One way threat actors are addressing the distribution issue is to incorporate coinmining modules in existing malware. In particular, we have observed mainstream malware like The Trick banking Trojan add coinmining capabilities. While we initially observed coinmining in The Trick campaigns from less prominent actors, The Trick’s affiliate model means that we will likely be seeing this at scale from actors like TA505 soon. AbaddonPOS, a popular point-of-sale malware, has recently incorporated the ability to steal cryptocurrency wallet credentials as well. SmokeLoader, in addition to being used to download standalone coinminers, is available on underground markets with a built-in coinminer module for an additional fee.
In other cases, Coinhive and other scripts like it are placed on compromised websites without the owners’ knowledge. The practice appears to be driving increases in pirated content on illegal streaming sites - sticky sites where users spend a long time on a single page watching videos while unknowingly having CPU cycles hijacked to mine cryptocurrency.
Phishing and theft
Cryptocurrencies are generally stored in digital wallets while exchanges are used to trade cryptocurrencies for common currencies. Simply relying on the human factor and engaging in the types of phishing and direct theft with which traditional banking customers have contended for years means that phishing actors can use established practices and social engineering in the new arena of cryptocurrency.

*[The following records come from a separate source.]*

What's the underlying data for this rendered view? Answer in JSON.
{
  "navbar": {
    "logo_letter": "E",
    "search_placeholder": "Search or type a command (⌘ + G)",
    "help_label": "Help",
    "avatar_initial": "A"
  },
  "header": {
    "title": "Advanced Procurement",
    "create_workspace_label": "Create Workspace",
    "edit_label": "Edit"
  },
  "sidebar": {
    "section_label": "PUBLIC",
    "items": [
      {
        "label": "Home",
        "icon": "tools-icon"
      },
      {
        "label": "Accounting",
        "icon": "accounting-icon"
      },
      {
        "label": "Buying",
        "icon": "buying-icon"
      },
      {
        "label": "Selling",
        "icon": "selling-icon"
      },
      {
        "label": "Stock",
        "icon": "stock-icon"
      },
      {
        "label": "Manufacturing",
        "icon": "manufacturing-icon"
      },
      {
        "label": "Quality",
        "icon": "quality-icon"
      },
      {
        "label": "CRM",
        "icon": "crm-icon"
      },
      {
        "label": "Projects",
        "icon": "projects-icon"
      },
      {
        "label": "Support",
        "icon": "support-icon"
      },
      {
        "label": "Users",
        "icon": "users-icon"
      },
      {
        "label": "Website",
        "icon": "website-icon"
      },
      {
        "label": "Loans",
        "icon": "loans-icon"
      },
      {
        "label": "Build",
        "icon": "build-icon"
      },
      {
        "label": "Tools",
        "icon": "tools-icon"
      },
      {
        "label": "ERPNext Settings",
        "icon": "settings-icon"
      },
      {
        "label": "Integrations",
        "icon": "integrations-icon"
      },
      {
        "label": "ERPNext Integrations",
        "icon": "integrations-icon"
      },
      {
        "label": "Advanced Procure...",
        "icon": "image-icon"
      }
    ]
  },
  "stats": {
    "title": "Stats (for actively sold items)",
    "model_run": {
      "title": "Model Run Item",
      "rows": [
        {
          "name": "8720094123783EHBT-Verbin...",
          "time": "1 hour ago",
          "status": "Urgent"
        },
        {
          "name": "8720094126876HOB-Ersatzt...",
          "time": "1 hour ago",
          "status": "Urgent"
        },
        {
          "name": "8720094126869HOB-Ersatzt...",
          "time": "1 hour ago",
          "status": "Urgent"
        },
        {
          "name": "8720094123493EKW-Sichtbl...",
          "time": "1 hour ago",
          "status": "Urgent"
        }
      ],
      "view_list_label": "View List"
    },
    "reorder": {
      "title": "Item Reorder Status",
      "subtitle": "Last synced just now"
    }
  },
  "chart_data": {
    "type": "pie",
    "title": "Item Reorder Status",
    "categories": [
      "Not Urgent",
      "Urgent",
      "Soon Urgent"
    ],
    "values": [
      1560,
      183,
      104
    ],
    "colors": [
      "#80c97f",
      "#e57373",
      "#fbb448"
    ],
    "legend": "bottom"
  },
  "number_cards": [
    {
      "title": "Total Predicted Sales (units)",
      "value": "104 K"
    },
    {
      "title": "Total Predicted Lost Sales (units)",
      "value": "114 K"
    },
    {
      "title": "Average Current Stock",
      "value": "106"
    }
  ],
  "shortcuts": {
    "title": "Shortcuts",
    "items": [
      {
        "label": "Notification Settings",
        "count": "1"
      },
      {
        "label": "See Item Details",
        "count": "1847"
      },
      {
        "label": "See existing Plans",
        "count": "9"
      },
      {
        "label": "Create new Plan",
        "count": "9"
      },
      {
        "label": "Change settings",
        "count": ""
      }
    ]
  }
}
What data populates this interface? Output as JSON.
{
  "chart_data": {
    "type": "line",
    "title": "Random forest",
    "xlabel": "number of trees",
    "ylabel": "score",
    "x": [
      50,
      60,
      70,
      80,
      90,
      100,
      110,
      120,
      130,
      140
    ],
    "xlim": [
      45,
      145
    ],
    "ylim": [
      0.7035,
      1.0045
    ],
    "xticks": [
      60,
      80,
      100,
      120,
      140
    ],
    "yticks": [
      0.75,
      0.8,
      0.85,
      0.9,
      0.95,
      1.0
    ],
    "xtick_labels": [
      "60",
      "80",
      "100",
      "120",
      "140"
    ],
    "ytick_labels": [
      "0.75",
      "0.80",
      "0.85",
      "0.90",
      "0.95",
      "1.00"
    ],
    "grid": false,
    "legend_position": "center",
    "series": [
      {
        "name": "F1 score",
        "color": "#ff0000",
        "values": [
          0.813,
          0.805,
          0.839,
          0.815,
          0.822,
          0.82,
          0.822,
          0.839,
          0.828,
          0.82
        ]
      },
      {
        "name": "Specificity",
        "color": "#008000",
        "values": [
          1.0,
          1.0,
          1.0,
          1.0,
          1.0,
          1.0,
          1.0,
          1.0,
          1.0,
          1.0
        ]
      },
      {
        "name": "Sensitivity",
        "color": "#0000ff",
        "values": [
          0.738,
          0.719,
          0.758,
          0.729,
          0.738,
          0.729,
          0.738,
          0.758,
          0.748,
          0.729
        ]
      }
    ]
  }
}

We have previously documented increasingly sophisticated phishing schemes targeting cryptocurrency exchanges and online wallets  as well as backdoored wallet software . Figure 4 shows a phishing template used to steal credentials for blockchain.com, the largest provider of Bitcoin wallets in the world.
Figure 4: Blockchain email lure with stolen branding from May 2017
Figure 5 shows the download screen from a fraudulent domain distributing a backdoored version of wallet software for Litecoin cryptocurrency. The fake site uses stolen branding and the lookalike domain itecoin[.]com.
Figure 5: Backdoored Litecoin wallet downloaded from imposter site itecoin[.]org
Rising cryptocurrency values, increasingly mainstream use cases, and readily available malicious and browser-based tools for mining new cryptocurrencies are fueling an explosion in coinminer distribution. While we are seeing a gradual decline in the new one-off, proof-of-concept, and “script kiddie” variants of ransomware, coinminers appear to be drawing amateur and seasoned threat actors alike.
Taken in the context of massive coinminer campaigns like we observed with Adylkuzz, paywall trends, etc., it is clear that both threat actors and legitimate web sites are incorporating this technology quickly before mining becomes prohibitively CPU-intensive, as it is with Bitcoin. It appears to be an easy, modular add-on for a variety of malware and a source of residual -- if not primary -- income for threat actors.
As a result, consumers and organizations are at risk for a threat that is much more subtle than ransomware, often running undetected until PC performance is dramatically impacted by this new family of malware. These threats are coming via malicious spam campaigns, browser-based scripts, and more, necessitating the continued use of intelligent email gateways, endpoint antivirus, and intrusion detection systems that can block associated traffic.